Astrofotografie mit der iOptron SmartEQ Pro

Mobile Astrofotografie mit der iOptron Smart EQ Pro

Oberbegriff: Meine Anforderungen an eine mobile Montierung für Astrofotografie

Zu meinen astronomischen Geräten gehört als wichtigstes eine gute parallaktische Montierung.

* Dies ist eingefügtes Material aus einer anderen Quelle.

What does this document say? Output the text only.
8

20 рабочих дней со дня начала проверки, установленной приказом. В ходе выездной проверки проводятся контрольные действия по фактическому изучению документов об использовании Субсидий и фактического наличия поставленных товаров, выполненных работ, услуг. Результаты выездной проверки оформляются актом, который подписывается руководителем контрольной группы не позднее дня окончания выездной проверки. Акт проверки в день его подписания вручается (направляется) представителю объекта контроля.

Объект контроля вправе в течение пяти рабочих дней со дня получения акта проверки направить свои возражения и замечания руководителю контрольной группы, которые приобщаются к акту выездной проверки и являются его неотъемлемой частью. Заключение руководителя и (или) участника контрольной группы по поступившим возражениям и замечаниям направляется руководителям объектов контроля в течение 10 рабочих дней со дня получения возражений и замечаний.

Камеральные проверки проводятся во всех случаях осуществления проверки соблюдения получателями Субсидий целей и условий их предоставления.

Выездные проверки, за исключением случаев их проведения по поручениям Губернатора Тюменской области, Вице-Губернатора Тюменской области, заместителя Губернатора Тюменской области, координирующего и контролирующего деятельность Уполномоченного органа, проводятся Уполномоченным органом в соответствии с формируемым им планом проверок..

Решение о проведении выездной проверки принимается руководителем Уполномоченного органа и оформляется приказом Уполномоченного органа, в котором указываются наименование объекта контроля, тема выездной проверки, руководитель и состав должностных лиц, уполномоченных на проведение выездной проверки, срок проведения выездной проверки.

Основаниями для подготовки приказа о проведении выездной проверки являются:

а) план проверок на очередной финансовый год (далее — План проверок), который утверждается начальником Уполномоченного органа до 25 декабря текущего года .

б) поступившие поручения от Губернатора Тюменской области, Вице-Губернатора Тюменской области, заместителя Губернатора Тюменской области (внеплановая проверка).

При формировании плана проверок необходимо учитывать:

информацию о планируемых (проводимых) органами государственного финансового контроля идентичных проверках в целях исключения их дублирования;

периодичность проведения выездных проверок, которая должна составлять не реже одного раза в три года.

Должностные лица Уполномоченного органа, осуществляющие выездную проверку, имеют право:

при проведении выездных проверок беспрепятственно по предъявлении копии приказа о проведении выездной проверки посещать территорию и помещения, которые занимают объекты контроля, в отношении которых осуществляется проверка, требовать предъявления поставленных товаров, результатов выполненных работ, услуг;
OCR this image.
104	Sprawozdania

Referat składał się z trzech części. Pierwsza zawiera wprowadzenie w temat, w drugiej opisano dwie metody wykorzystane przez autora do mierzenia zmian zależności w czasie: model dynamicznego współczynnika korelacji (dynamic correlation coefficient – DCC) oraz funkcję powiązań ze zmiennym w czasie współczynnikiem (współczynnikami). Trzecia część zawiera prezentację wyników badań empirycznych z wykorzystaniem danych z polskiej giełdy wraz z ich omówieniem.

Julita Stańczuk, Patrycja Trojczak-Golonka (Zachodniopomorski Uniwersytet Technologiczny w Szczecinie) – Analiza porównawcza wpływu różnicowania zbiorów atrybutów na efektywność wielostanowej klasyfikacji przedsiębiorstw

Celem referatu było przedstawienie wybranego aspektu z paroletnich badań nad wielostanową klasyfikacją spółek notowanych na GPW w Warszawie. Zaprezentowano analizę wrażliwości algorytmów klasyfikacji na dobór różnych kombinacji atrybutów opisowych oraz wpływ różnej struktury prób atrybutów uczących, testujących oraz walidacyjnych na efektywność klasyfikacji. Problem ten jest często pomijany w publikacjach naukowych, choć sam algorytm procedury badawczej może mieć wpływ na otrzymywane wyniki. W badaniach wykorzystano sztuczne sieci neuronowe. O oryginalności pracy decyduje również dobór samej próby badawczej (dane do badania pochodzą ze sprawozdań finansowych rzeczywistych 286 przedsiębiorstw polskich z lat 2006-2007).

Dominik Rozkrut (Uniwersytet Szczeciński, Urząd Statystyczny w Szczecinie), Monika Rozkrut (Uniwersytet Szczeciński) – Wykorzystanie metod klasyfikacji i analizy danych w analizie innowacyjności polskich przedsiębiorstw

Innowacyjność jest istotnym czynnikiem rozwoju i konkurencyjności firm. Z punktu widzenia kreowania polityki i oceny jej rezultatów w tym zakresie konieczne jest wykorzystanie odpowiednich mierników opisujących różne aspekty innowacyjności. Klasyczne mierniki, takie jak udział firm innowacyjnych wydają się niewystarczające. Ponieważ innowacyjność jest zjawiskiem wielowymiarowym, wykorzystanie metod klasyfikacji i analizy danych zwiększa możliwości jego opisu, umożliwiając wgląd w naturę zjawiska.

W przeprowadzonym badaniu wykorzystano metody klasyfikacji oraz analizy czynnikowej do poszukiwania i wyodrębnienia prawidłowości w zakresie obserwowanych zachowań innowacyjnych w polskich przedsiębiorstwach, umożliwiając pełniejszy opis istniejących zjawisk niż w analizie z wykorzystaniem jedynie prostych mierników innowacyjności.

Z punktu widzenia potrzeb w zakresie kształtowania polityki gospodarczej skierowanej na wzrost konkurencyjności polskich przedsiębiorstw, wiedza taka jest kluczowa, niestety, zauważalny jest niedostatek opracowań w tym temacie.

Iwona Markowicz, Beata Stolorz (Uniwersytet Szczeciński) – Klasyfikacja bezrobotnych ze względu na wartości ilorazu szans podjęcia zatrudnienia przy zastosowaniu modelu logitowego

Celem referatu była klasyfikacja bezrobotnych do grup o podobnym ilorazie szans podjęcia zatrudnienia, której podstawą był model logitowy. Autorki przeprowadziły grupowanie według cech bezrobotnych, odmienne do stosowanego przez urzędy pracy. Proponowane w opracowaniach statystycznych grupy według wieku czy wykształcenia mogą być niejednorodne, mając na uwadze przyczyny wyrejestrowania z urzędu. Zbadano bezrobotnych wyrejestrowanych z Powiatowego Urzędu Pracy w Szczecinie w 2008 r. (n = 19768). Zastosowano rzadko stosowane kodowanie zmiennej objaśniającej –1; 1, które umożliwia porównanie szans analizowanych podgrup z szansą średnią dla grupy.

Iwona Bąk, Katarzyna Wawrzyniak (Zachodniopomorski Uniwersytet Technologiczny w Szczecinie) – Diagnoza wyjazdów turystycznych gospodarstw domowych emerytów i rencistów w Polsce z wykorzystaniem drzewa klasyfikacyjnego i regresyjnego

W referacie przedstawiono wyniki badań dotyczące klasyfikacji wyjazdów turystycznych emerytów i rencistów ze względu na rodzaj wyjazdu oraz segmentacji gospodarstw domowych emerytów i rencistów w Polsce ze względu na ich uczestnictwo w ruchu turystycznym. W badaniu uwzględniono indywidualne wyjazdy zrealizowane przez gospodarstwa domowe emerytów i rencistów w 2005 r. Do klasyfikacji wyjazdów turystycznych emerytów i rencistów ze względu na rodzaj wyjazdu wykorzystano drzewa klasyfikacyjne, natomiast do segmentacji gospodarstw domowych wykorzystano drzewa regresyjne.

Die mobile parallaktische Montierung  muss nach jedem Aufbau eingenordet werden und die GoTo-Funktion erfordert ein Alignment.
Ergänzt wird die Montierung dann durch eine DSLR, Capturing-Software, Fokussierung sowie Nachführung.

Die Lösung für diese meine persönlichen Probleme könnte eine kleine motorisch betriebene Montierung sein, die per GoTo auf von mir vorgeplante Objekte positioniert (“Pointing“) und einen Sucher allenfalls für eine Feineinstellung benötigt.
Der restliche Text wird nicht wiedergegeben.